None of the four translations comes close to transmitting all of this.
Carmi, by deliberately declining to be poetic, is entirely faithful to Halevi’s meaning while conveying none of his sound, whereas Cole and Levin seek to steer a middle poetic course. Although both of them shorten Halevi’s long Hebrew lines (Cole turns each line into four, Levin into two or three), they retain the poem’s internal structure while adhering to its semantic content and even to its syllabic length. (Halevi’s Hebrew has 84 syllables, Cole has 88, and Levin has 86.) Yet neither attempts to be metrical or even particularly rhythmic, and each makes do with partial rhyming or assonance in place of Halevi’s rhyme scheme. Cole begins with the half-rhymes of “East”/“West”/“eat” and ends with “chains”/“Spain”/“Shrine.” Levin has the same first three half-rhymes and achieves a final full rhyme of “bound” and “ground” at the expense of lengthening Halevi’s last line beyond what may seem reasonable.

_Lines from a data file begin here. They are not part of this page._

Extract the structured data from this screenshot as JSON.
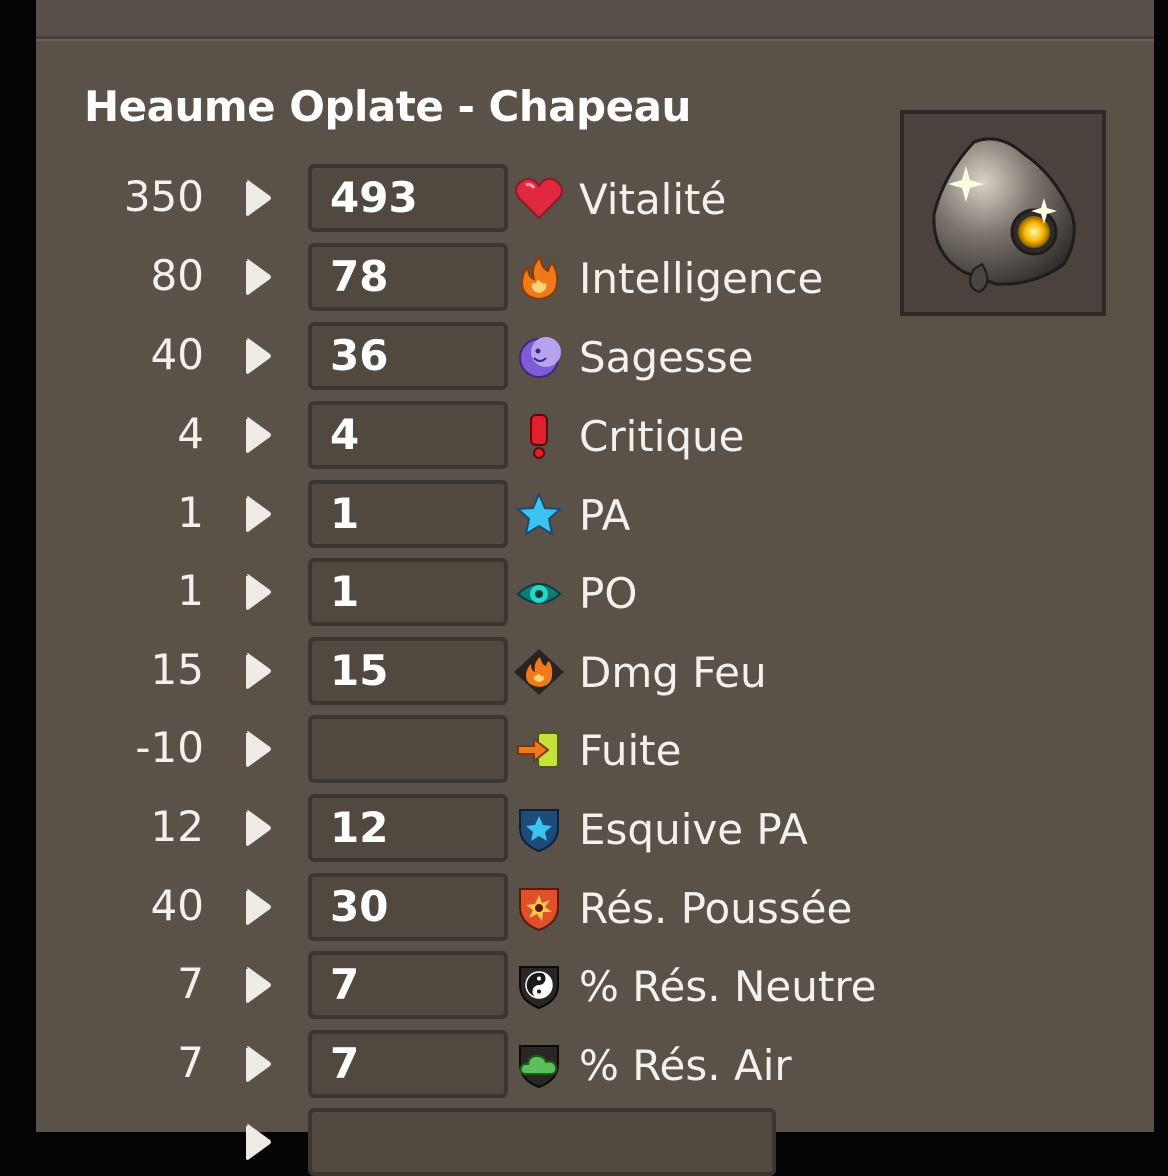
{
  "item": {
    "title": "Heaume Oplate - Chapeau",
    "image_icon": "helmet-icon"
  },
  "stats": [
    {
      "base": "350",
      "value": "493",
      "label": "Vitalité",
      "icon": "heart-icon"
    },
    {
      "base": "80",
      "value": "78",
      "label": "Intelligence",
      "icon": "fire-icon"
    },
    {
      "base": "40",
      "value": "36",
      "label": "Sagesse",
      "icon": "moon-icon"
    },
    {
      "base": "4",
      "value": "4",
      "label": "Critique",
      "icon": "exclamation-icon"
    },
    {
      "base": "1",
      "value": "1",
      "label": "PA",
      "icon": "star-icon"
    },
    {
      "base": "1",
      "value": "1",
      "label": "PO",
      "icon": "eye-icon"
    },
    {
      "base": "15",
      "value": "15",
      "label": "Dmg Feu",
      "icon": "fire-damage-icon"
    },
    {
      "base": "-10",
      "value": "",
      "label": "Fuite",
      "icon": "exit-arrow-icon"
    },
    {
      "base": "12",
      "value": "12",
      "label": "Esquive PA",
      "icon": "shield-star-icon"
    },
    {
      "base": "40",
      "value": "30",
      "label": "Rés. Poussée",
      "icon": "shield-burst-icon"
    },
    {
      "base": "7",
      "value": "7",
      "label": "% Rés. Neutre",
      "icon": "yin-yang-icon"
    },
    {
      "base": "7",
      "value": "7",
      "label": "% Rés. Air",
      "icon": "cloud-icon"
    }
  ],
  "colors": {
    "panel": "#5a5149",
    "outer": "#050505",
    "input_bg": "#51493f",
    "text": "#f4f1ec"
  }
}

My own translation is the least faithful semantically and structurally, but the most strictly musical. It is highly rhythmic and even semi-metrical, with an underlying anapestic beat ( _ _ /) that is not unlike Halevi’s long-long-short, and its spareness—it has only 64 syllables—stresses Halevi’s terseness by tightening it still further. And yet my version can be accused of sacrificing meaning to the point of inadmissibility, especially in its final line, where, in order to rhyme “must” with “dust,” it omits all mention of the destroyed “Shrine,” the Temple in Jerusalem whose site the poet yearns to see. (Its opening half-rhymes of “East,” “West,” and “eat” are the same as Cole’s and Levin’s; Halevi’s Hebrew, it would seem, practically forces these on the translator.)
Is there a “best” translation here? Probably not in the sense that ten people of literary discernment could agree on one. All four translations are complementary; each points to the deficiencies of the others and in turn has its own deficiencies pointed to. Perhaps the only perfect translation that can be made of a great poem is the aesthetic sum of all the translations that have been and will ever be made of it. In the meantime, the translations in Peter Cole’s The Dream of the Poem will weigh heavily in the ledger.
1 Princeton University Press, 576 pp., $50.00.
2 I myself take this line to mean, “If you deceive yourself with its goodness in the morning, you can expect its reversal by dusk.” But Cole’s reading is tenable, and the two possibilities illustrate the challenges of parsing the complexities of Hispano-Hebrew poetic syntax.